Other than annual engine rebuilds, about the only solution is to suck the fumes into the cylinders where they will be burned. The conventional way of doing this is to use 'positive crankcase ventilation' (PCV) which is nothing more than allowing manifold vacuum to suck the fumes out of the crankcase, generally with a one-way valve so that backfires won't ignite any crankcase fumes. Despite the relatively low manifold vacuum in a 907 engine at idle, this might actually have worked fairly well. But Lotus, for some reason, chose not to do so, and my understanding of US emissions laws says that because the manufacturer didn't, neither may the owner, unless he wants to formally certify his system. But IANAL and could be wrong.
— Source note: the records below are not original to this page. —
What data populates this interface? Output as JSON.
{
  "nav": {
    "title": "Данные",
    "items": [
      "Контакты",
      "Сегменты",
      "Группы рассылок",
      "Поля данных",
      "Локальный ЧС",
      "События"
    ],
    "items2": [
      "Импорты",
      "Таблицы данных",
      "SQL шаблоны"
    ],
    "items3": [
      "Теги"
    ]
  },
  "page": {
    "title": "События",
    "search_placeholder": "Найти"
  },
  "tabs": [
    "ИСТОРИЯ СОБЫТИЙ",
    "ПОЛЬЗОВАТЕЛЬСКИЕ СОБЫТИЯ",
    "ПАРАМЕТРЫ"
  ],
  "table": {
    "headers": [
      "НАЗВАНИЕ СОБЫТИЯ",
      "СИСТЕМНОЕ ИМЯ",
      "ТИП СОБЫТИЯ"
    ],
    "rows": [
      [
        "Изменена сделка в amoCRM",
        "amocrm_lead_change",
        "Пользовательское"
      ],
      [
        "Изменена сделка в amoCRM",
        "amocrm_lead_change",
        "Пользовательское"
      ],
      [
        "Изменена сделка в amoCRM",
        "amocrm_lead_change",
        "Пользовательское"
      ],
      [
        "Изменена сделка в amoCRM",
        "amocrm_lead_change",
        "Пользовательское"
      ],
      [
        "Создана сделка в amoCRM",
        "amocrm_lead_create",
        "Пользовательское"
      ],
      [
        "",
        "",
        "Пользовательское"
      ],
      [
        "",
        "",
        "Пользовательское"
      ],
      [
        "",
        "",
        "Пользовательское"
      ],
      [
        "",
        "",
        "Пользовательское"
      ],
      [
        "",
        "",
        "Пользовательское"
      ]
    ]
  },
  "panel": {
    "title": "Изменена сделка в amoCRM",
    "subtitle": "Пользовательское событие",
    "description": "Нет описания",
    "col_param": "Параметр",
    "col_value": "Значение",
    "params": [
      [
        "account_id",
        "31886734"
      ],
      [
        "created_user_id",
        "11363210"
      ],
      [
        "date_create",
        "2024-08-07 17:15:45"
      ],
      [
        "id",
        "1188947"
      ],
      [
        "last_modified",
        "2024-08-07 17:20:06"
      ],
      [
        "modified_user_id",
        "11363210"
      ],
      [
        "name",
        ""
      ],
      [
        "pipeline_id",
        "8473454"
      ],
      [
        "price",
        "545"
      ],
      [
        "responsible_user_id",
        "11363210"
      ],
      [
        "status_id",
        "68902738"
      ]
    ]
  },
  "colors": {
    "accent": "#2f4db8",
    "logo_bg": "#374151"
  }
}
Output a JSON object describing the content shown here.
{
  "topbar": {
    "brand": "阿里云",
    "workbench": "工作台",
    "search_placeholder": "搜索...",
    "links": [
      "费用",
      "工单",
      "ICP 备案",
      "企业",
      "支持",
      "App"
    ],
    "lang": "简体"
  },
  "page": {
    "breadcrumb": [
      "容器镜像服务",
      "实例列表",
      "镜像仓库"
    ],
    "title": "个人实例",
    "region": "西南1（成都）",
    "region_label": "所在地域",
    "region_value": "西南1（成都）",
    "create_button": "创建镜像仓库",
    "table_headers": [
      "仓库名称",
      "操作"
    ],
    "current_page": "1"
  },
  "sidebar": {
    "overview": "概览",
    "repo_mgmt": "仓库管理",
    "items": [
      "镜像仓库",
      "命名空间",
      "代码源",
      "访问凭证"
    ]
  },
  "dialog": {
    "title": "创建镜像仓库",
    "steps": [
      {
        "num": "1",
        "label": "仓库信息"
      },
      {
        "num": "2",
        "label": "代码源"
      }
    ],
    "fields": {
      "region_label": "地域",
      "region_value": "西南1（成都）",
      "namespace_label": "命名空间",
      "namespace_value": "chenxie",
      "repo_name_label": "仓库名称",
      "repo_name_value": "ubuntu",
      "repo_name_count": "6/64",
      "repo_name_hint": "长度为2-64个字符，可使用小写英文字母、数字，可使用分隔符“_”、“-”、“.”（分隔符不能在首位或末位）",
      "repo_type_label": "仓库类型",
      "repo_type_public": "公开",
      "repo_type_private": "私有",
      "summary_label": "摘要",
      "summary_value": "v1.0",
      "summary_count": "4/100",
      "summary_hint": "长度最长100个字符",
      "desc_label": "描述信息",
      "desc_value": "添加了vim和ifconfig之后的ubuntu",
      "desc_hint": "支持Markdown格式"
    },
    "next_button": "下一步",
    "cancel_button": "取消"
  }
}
What Lotus did do was to vent the crankcase into the air box, later adding a second vent from the intake cam cover. Notionally this provides an equal amounts of fumes to each carburetor. In fact, due to the locations chosen for the hoses, the rear carb seems to get about 2/3 of the fumes. From an emissions standpoint, this may not matter much, but from a carburetor lifespan and function standpoint, it matters a LOT.
Unless K&N has changed their setup recently, their arrangement dumps all the fumes into one of the carburetors (usually the rear one). I don't think this arrangement is anywhere near as good as the stock setup.
To do the job right, IMHO, one needs to deliver fumes to both carbs equally. There are many ways of doing this. The method I chose is shown in the attached photo, though the photo does not show that the original fume hole provided by K&N has been capped off, nor the coupling connecting the central hose to the hose from the crankcase vent. Any fluids in the system, regardless of source or nature, should drain out through the bottom of the filter rather than being ingested into the engine.
As I recall, the hoses and fittings together cost about $10-12, and this could be reduced considerably if desired. Perhaps more importantly for those folks in California, the car even passed an honest smog test with this system in place.